Flats boat with poling platform

Flats boats are a category of boat designed primarily for fishing in protected, shallow water areas often referred to as "flats" by anglers.

While the name may be misconstrued to mean the boat hull is flat, this is not generally the case and include various v-hull designs. However some flats boats designs, sometimes called skiffs are truly a flat-bottomed boat design.

The deadrise (which, simplified, is a measure of the angle of bottom in v-hull boats) of most flats boats is generally a small angle because larger deadrise often requires more water displacement which increase the boat's draft and is not desirable for flats boats in shallow water. However, lower deadrise may produce a rougher ride in choppy water than a comparable boat with larger deadrise angle.

== Common Features ==
Flats boats are often small easily trailerable boats although some may reach up to 23 ft in length or more. They are typically equipped with outboard motors and offer a relatively shallow draft compared to other boats of the same length, to allow for passage over sandbars, oyster beds or other submerged objects or underwater features with less risk of damaging the hull or engine.

Some flats boats may be equipped with features such as a "jack plate" which allow the operator of the boat to lift the outboard vertically in addition to the tilt and trim mechanisms generally offered by many outboard motors. They may also be equipped with trim tabs. Both jack plates and trim tabs can offer an advantage in shallow water starts to plane among other uses. Additionally, some flats boats may be equipped with a "poling platform" which allows for a fishing guide or other person to push the boat in shallow water while an angler fishes from the bow.

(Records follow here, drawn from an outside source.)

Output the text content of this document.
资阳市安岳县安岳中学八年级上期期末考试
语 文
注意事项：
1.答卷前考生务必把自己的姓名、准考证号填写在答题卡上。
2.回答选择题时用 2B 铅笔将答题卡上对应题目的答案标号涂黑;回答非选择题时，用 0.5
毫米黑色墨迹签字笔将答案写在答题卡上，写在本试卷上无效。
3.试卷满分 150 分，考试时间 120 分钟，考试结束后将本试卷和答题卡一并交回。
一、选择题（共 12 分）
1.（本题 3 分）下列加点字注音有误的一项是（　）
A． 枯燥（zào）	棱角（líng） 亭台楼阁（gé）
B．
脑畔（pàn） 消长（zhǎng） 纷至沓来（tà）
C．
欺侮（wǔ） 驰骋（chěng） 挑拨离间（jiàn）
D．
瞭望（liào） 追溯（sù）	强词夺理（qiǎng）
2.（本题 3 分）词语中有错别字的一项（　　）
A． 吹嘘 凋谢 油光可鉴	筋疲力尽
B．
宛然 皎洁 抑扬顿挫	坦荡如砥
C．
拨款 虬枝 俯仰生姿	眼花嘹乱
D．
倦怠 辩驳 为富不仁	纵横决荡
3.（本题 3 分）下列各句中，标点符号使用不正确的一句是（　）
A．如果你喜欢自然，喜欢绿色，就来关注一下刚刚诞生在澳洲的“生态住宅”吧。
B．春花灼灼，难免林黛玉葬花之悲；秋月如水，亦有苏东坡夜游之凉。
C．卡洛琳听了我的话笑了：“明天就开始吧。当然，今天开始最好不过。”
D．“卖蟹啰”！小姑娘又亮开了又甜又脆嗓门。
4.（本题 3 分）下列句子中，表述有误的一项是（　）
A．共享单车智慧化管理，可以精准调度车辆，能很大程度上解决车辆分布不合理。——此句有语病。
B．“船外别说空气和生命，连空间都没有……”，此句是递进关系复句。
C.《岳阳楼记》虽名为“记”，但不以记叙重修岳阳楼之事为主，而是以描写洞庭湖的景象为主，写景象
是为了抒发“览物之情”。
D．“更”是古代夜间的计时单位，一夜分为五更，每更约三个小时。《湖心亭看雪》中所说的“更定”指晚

Flats boats may be designed as an open cockpit and tiller controlled outboard motor, a side console or center console.

== Micro-skiffs ==
Micro-skiffs (which are, generally, a smaller and lighter, no-frills design similar to a number of flats boats) may be considered by some as a subcategory of flats boat.

== Safety Concerns ==
Some concerns have been raised about the safety of certain designs of flats boats, particularly the tunnel vee, according to a USCG study in 2013.

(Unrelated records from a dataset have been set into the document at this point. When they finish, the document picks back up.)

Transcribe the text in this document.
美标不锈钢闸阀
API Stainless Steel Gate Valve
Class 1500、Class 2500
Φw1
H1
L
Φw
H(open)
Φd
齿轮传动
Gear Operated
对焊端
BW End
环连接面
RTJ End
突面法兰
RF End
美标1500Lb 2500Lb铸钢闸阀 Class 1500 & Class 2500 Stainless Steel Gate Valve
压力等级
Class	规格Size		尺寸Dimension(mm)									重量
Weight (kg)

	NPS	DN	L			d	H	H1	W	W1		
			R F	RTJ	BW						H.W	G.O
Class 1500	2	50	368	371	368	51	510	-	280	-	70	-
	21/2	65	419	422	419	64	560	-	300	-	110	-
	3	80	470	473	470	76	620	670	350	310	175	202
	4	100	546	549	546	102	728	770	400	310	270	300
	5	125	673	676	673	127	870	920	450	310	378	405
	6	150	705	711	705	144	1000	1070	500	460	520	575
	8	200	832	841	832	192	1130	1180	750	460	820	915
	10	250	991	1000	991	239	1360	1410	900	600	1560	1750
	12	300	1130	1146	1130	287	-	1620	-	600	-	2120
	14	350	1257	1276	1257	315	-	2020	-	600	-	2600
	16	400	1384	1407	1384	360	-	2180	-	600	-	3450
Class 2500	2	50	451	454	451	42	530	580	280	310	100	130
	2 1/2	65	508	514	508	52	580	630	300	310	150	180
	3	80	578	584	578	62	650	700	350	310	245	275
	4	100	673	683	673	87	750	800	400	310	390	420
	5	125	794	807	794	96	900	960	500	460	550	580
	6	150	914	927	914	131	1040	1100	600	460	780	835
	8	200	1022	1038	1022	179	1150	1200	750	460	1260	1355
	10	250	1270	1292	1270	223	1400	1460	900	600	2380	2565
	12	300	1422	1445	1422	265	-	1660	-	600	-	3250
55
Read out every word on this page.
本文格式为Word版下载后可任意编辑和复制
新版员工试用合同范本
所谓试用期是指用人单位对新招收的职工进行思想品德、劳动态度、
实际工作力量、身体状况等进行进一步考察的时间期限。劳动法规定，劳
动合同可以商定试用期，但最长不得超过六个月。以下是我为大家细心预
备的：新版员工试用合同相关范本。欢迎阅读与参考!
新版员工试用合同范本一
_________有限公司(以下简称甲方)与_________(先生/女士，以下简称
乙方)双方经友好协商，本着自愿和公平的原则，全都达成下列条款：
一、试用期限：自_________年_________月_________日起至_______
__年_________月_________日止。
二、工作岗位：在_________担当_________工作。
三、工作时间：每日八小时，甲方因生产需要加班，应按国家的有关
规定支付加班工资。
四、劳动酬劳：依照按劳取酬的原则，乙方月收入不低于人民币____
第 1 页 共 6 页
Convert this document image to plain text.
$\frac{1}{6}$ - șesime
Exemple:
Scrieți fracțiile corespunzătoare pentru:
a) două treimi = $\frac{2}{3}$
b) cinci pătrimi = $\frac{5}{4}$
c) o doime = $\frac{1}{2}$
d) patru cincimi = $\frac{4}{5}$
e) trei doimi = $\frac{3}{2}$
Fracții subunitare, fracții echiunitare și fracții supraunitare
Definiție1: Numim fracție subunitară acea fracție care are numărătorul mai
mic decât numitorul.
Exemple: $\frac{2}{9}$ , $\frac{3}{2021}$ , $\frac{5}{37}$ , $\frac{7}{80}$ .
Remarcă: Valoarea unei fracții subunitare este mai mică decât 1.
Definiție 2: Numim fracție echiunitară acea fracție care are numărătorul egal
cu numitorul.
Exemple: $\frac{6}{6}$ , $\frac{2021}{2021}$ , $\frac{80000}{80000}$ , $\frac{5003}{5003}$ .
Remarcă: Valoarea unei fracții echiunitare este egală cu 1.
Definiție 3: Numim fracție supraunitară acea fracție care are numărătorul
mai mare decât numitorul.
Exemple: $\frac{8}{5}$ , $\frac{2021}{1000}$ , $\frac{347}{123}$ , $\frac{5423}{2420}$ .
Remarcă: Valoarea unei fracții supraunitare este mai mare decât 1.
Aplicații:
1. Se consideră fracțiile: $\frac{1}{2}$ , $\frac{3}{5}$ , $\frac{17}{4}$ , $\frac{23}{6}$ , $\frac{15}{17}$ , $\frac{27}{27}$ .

Tunnel vee boats, sometimes referred to as tunnel hull boats, are a design in which the center of the boat hull is essentially cut out for some length into a shape which may be somewhat similar to a catamaran in that in that section the boat hull may resemble sponsons instead of coming to a "vee" shape at the bottom. This design allows for mounting (or raising with a jack plate) the outboard motor higher while still allowing significant water flow to the propeller and the motor's cooling water intake. One advantage of this design is when operating the boat at speed in shallow waters with the engine raised where there is less restriction for the upward flow of water to the outboard motor's cooling water intake.